Двое других мужчин разделяют диван справа от меня, оба глотают свои спиртные напитки до того, как ставят их на спину голого раба, которого они купили, стоящего на четвереньках у их ног.
Позади них другие мужчины оживленно болтают, едва бросая взгляды на двух девушек, которые перед ними. Две девушки растянулись в позе шестьдесят девять, вылизывая киски друг друга с необузданным голодом. Девушки извиваются друг на друге, лица в экстазе, громко выкрикивая похотливые стоны, полностью забыв о комнате вокруг них. Я замечаю, что они не носят ошейники, – это не рабы, по-видимому, это просто девушки, желающие поучаствовать в действе логова распущенности.
Я ерзаю ещё раз, слыша гортанный стон, срывающийся с губ одной из девушек, в то время, когда она кончает на язык другой. Коул останавливает мои взволнованные движения, разместив свою руку на моём бедре и твердо сжав.
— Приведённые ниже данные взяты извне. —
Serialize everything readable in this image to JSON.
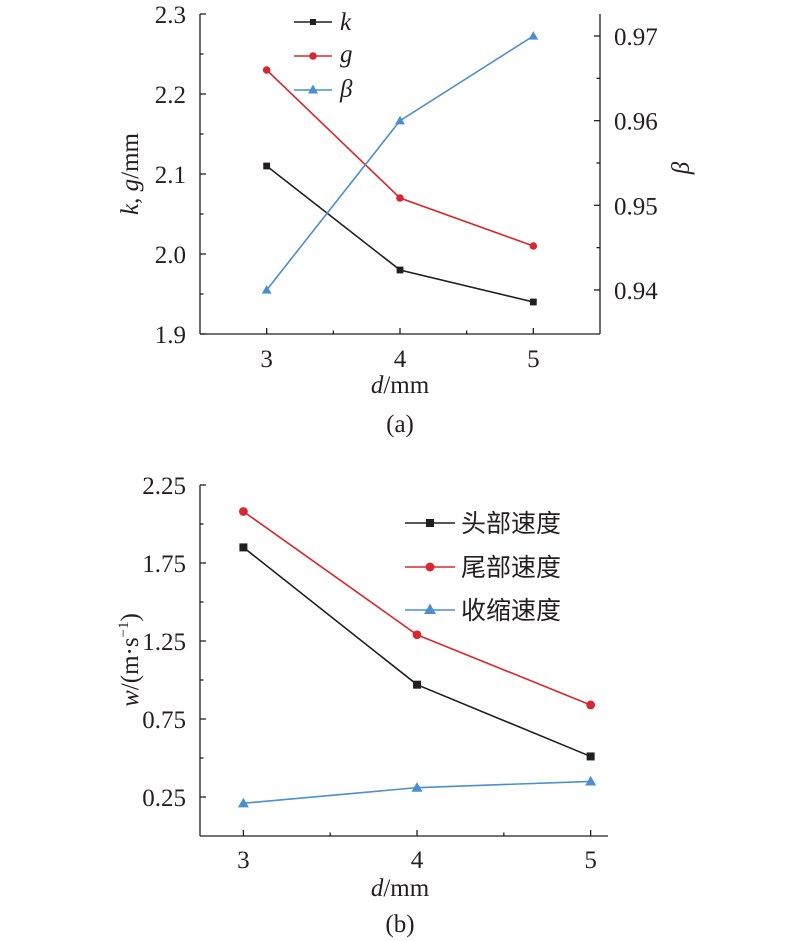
{
  "chart_data": [
    {
      "type": "line",
      "caption": "(a)",
      "x": [
        3,
        4,
        5
      ],
      "xlabel": {
        "var": "d",
        "unit": "/mm"
      },
      "xticks": [
        "3",
        "4",
        "5"
      ],
      "xlim": [
        2.5,
        5.5
      ],
      "ylabel": {
        "k": "k",
        "sep": ", ",
        "g": "g",
        "unit": "/mm"
      },
      "ylim": [
        1.9,
        2.3
      ],
      "yticks": [
        "1.9",
        "2.0",
        "2.1",
        "2.2",
        "2.3"
      ],
      "y2label": "β",
      "y2lim": [
        0.9348,
        0.9726
      ],
      "y2ticks": [
        "0.94",
        "0.95",
        "0.96",
        "0.97"
      ],
      "series": [
        {
          "name": "k",
          "axis": "left",
          "color": "#231f20",
          "marker": "square",
          "values": [
            2.11,
            1.98,
            1.94
          ]
        },
        {
          "name": "g",
          "axis": "left",
          "color": "#d7282f",
          "marker": "circle",
          "values": [
            2.23,
            2.07,
            2.01
          ]
        },
        {
          "name": "β",
          "axis": "right",
          "color": "#4a8fcf",
          "marker": "triangle",
          "values": [
            0.94,
            0.96,
            0.97
          ]
        }
      ],
      "legend_position": "top-center"
    },
    {
      "type": "line",
      "caption": "(b)",
      "x": [
        3,
        4,
        5
      ],
      "xlabel": {
        "var": "d",
        "unit": "/mm"
      },
      "xticks": [
        "3",
        "4",
        "5"
      ],
      "xlim": [
        2.75,
        5.1
      ],
      "ylabel": {
        "var": "w",
        "unit_pre": "/(m·s",
        "unit_exp": "−1",
        "unit_post": ")"
      },
      "ylim": [
        0.0,
        2.25
      ],
      "yticks": [
        "0.25",
        "0.75",
        "1.25",
        "1.75",
        "2.25"
      ],
      "yminor": [
        0.5,
        1.0,
        1.5,
        2.0
      ],
      "series": [
        {
          "name": "头部速度",
          "color": "#231f20",
          "marker": "square",
          "values": [
            1.85,
            0.97,
            0.51
          ]
        },
        {
          "name": "尾部速度",
          "color": "#d7282f",
          "marker": "circle",
          "values": [
            2.08,
            1.29,
            0.84
          ]
        },
        {
          "name": "收缩速度",
          "color": "#4a8fcf",
          "marker": "triangle",
          "values": [
            0.21,
            0.31,
            0.35
          ]
        }
      ],
      "legend_position": "top-right"
    }
  ]
}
Он наклоняется в мою сторону, его мягкие губы скользят по моему уху.
– Тебе неудобно, принцесса? Или ты неспособна сидеть неподвижно из-за боли, которую ты ощущаешь между своих бёдер?
Его рука хватает меня сильнее, перемещаясь выше по моей ноге, от его большого пальца и ладони через мою одежду глубоко в мою плоть просачивается жгучее тепло, но недостаточно близко к самой боли, о которой он говорит.
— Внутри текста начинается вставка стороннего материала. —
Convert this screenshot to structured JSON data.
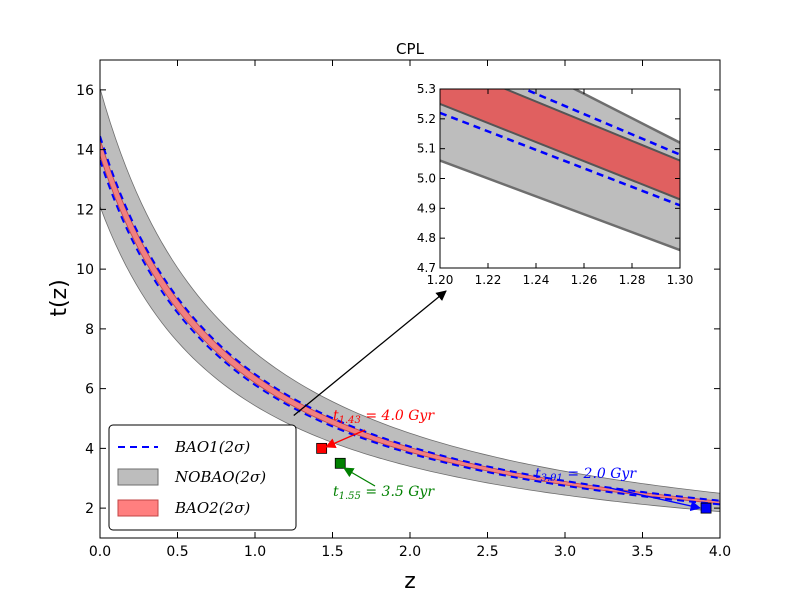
{
  "chart_data": {
    "type": "line",
    "title": "CPL",
    "xlabel": "z",
    "ylabel": "t(z)",
    "xlim": [
      0.0,
      4.0
    ],
    "ylim": [
      1.0,
      17.0
    ],
    "xticks": [
      "0.0",
      "0.5",
      "1.0",
      "1.5",
      "2.0",
      "2.5",
      "3.0",
      "3.5",
      "4.0"
    ],
    "yticks": [
      "2",
      "4",
      "6",
      "8",
      "10",
      "12",
      "14",
      "16"
    ],
    "xtick_values": [
      0.0,
      0.5,
      1.0,
      1.5,
      2.0,
      2.5,
      3.0,
      3.5,
      4.0
    ],
    "ytick_values": [
      2,
      4,
      6,
      8,
      10,
      12,
      14,
      16
    ],
    "curve_params": {
      "t0": 14.0,
      "a": 1.156
    },
    "series": [
      {
        "name": "BAO1(2σ)",
        "kind": "dashed-band",
        "color": "#0000ff",
        "lower_t0": 13.65,
        "upper_t0": 14.45
      },
      {
        "name": "NOBAO(2σ)",
        "kind": "band",
        "color": "#bdbdbd",
        "edge": "#6e6e6e",
        "lower_t0": 12.1,
        "upper_t0": 16.05
      },
      {
        "name": "BAO2(2σ)",
        "kind": "band",
        "color": "#f08080",
        "edge": "#c24444",
        "lower_t0": 13.8,
        "upper_t0": 14.35
      }
    ],
    "legend": {
      "position": "lower-left",
      "entries": [
        "BAO1(2σ)",
        "NOBAO(2σ)",
        "BAO2(2σ)"
      ]
    },
    "markers": [
      {
        "label": "t_{1.43} = 4.0 Gyr",
        "sub": "1.43",
        "text": " = 4.0 Gyr",
        "z": 1.43,
        "t": 4.0,
        "color": "#ff0000"
      },
      {
        "label": "t_{1.55} = 3.5 Gyr",
        "sub": "1.55",
        "text": " = 3.5 Gyr",
        "z": 1.55,
        "t": 3.5,
        "color": "#008000"
      },
      {
        "label": "t_{3.91} = 2.0 Gyr",
        "sub": "3.91",
        "text": " = 2.0 Gyr",
        "z": 3.91,
        "t": 2.0,
        "color": "#0000ff"
      }
    ],
    "inset": {
      "xlim": [
        1.2,
        1.3
      ],
      "ylim": [
        4.7,
        5.3
      ],
      "xticks": [
        "1.20",
        "1.22",
        "1.24",
        "1.26",
        "1.28",
        "1.30"
      ],
      "yticks": [
        "4.7",
        "4.8",
        "4.9",
        "5.0",
        "5.1",
        "5.2",
        "5.3"
      ],
      "xtick_values": [
        1.2,
        1.22,
        1.24,
        1.26,
        1.28,
        1.3
      ],
      "ytick_values": [
        4.7,
        4.8,
        4.9,
        5.0,
        5.1,
        5.2,
        5.3
      ],
      "nobao_lower": [
        5.06,
        4.76
      ],
      "nobao_upper": [
        5.53,
        5.12
      ],
      "bao2_lower": [
        5.25,
        4.93
      ],
      "bao2_upper": [
        5.39,
        5.06
      ],
      "bao1_lower": [
        5.22,
        4.91
      ],
      "bao1_upper": [
        5.42,
        5.08
      ],
      "zoom_from_z": 1.25,
      "zoom_from_t": 5.1
    }
  }
}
Я должна чувствовать отвращение, а не возбуждение из-за необходимости быть свидетелем всего этого. Только мысль о том, чтобы сделать все эти вещи с Коулом, приводит к тому, чтобы моё сердцебиение превратилось в отбивающую барабанную дробь в верхней части моих бедер.
Его член у меня во рту.
Его губы на моей чувствительной плоти.
Его бедра неутомимо толкаются, вводя себя глубоко в мою киску.
У меня слышно перехватывает дыхание, когда его пальцы сгибаются, и кончик его мизинца задевает мой чувствительный холмик.
Я одновременно хочу оттолкнуть его и притянуть ближе, не желая большее его прикосновения, но нуждаясь в этом также сильно, как и в следующем дыхании.
«Не здесь, не бери меня здесь».
Мой разум молчаливо умоляет его не заходить дальше.
Мой тело осознает, что будет неспособно остановить его, если он решит взять то, что его.
Я – его, чтобы обладать мной. Его, чтобы использовать. Его, чтобы причинить удовольствие… или боль.
Его мизинец по-прежнему остается у моих прикрытых материалом интимных частей тела, не шевелясь, не увеличивая давление, всё же я едва могу дышать из-за взрыва чувств внутри меня.
Я концентрируюсь так сильно на удержании этих чувств внутри меня, что величественные двойные двери в огромной комнате закрываются до того, как я успеваю полностью восстановить контроль над собой.
– Шоу вот-вот начнется, принцесса.
Его голос щекочет моё ухо, дрожь прорывается вниз по моему позвоночнику, а мой пристальный взгляд следует по пути всех остальных на вращающуюся сцену.
Предвкушение звенит в воздухе, и мне приходится закрыть глаза из-за взрыва цветов, циркулирующих в комнате. Волнение, похоть, а от некоторых – апатия. Если я смогу сконцентрироваться, то увижу лица тех, чья аура сообщает мне, что они не хотят здесь находиться по какой-либо причине. Смогу ли я найти друга или врага в глазах мужчин, которые не желают принимать участие в том, что должно произойти?
Я полностью поглощена блокированием эмоций каждого в комнате, так что мне требуется время, чтобы заметить, что теперь я сижу одна.